However, unfortunately, there are very few publications devoted to the method of studying the direction of the surface of fractures and the degree of their unfolding. Therefore, in dealing with this problem, one can use only the most general provisions of geology and mechanics:

Fractures at the stage of their initial formation, under the action of tectonic processes, have a complex form and, more often, an arbitrary spatial orientation of the surface.

In the further evolution of rocks, the characteristics of the openings of rock fractures become dependent on their direction relative to the compressive pressure (usually vertical). Due to the fact that vertical compression is stronger than horizontal compression, there is a greater "collapse" of horizontal fractures, which leads to their predominance over vertical ones. Therefore, in terms of higher oil recovery, horizontal wells have advantages over vertical ones, since the fractures surrounding them are orthogonal to the well axis.

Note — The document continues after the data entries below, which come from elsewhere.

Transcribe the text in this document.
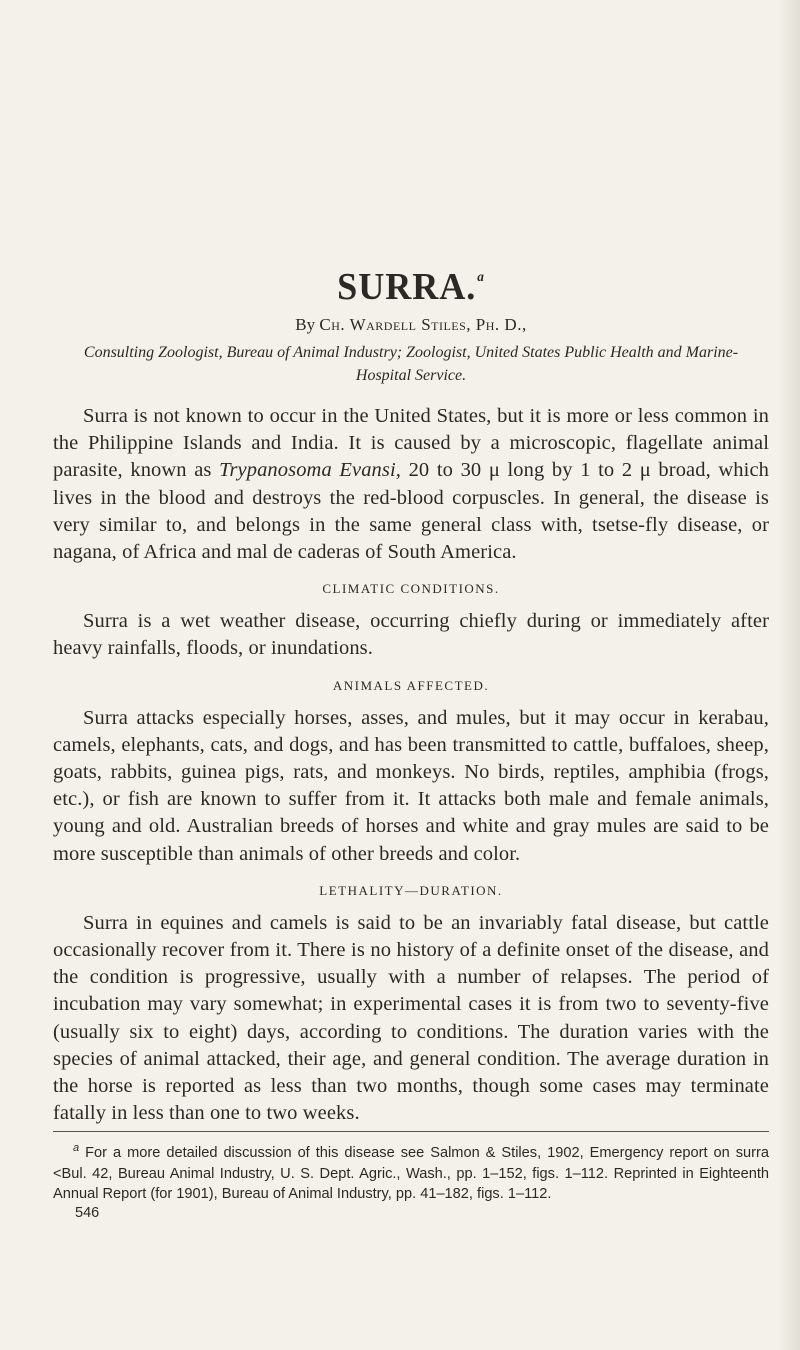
SURRA.$^a$
By Ch. Wardell Stiles, Ph. D.,
Consulting Zoologist, Bureau of Animal Industry; Zoologist, United States Public Health and Marine-Hospital Service.

Surra is not known to occur in the United States, but it is more or less common in the Philippine Islands and India. It is caused by a microscopic, flagellate animal parasite, known as Trypanosoma Evansi, 20 to 30 μ long by 1 to 2 μ broad, which lives in the blood and destroys the red-blood corpuscles. In general, the disease is very similar to, and belongs in the same general class with, tsetse-fly disease, or nagana, of Africa and mal de caderas of South America.

CLIMATIC CONDITIONS.

Surra is a wet weather disease, occurring chiefly during or immediately after heavy rainfalls, floods, or inundations.

ANIMALS AFFECTED.

Surra attacks especially horses, asses, and mules, but it may occur in kerabau, camels, elephants, cats, and dogs, and has been transmitted to cattle, buffaloes, sheep, goats, rabbits, guinea pigs, rats, and monkeys. No birds, reptiles, amphibia (frogs, etc.), or fish are known to suffer from it. It attacks both male and female animals, young and old. Australian breeds of horses and white and gray mules are said to be more susceptible than animals of other breeds and color.

LETHALITY—DURATION.

Surra in equines and camels is said to be an invariably fatal disease, but cattle occasionally recover from it. There is no history of a definite onset of the disease, and the condition is progressive, usually with a number of relapses. The period of incubation may vary somewhat; in experimental cases it is from two to seventy-five (usually six to eight) days, according to conditions. The duration varies with the species of animal attacked, their age, and general condition. The average duration in the horse is reported as less than two months, though some cases may terminate fatally in less than one to two weeks.

$^a$ For a more detailed discussion of this disease see Salmon & Stiles, 1902, Emergency report on surra <Bul. 42, Bureau Animal Industry, U. S. Dept. Agric., Wash., pp. 1–152, figs. 1–112. Reprinted in Eighteenth Annual Report (for 1901), Bureau of Animal Industry, pp. 41–182, figs. 1–112.

546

**Physical model to study of the effect of structures with directional fractures on the field of seismic waves**

The model represents a visual representation of the possibilities of acoustic methods for revealing geological structures that cut by a system of parallel fractures. The physical modelling is performed on sheet models [5]. In these models the enclosing medium was imitated by a thin aluminium sheet and the fractures in crosscuts of this sheet.

During the experiment, the probing base rotated relative to the normal to the direction of fractures in a circle from angle ? = - π / 2 (coinciding with the direction of fractures) to the angle ? = π / 2 (to the opposite direction of the fractures). The wave fields of the longitudinal and transverse waves are shown in (**Figure 1**). The first path on the left corresponds to the standard (solid) object in which fractures are absent. A comparison with the standard object allows us to visually see the influence of fractures. This influence in particular includes the reduction in the waves speed due to;

• Signal delay and an increase in the attenuation.

• Reduction of amplitude and increase of the visible period (decrease in frequency band) of the probe pulse.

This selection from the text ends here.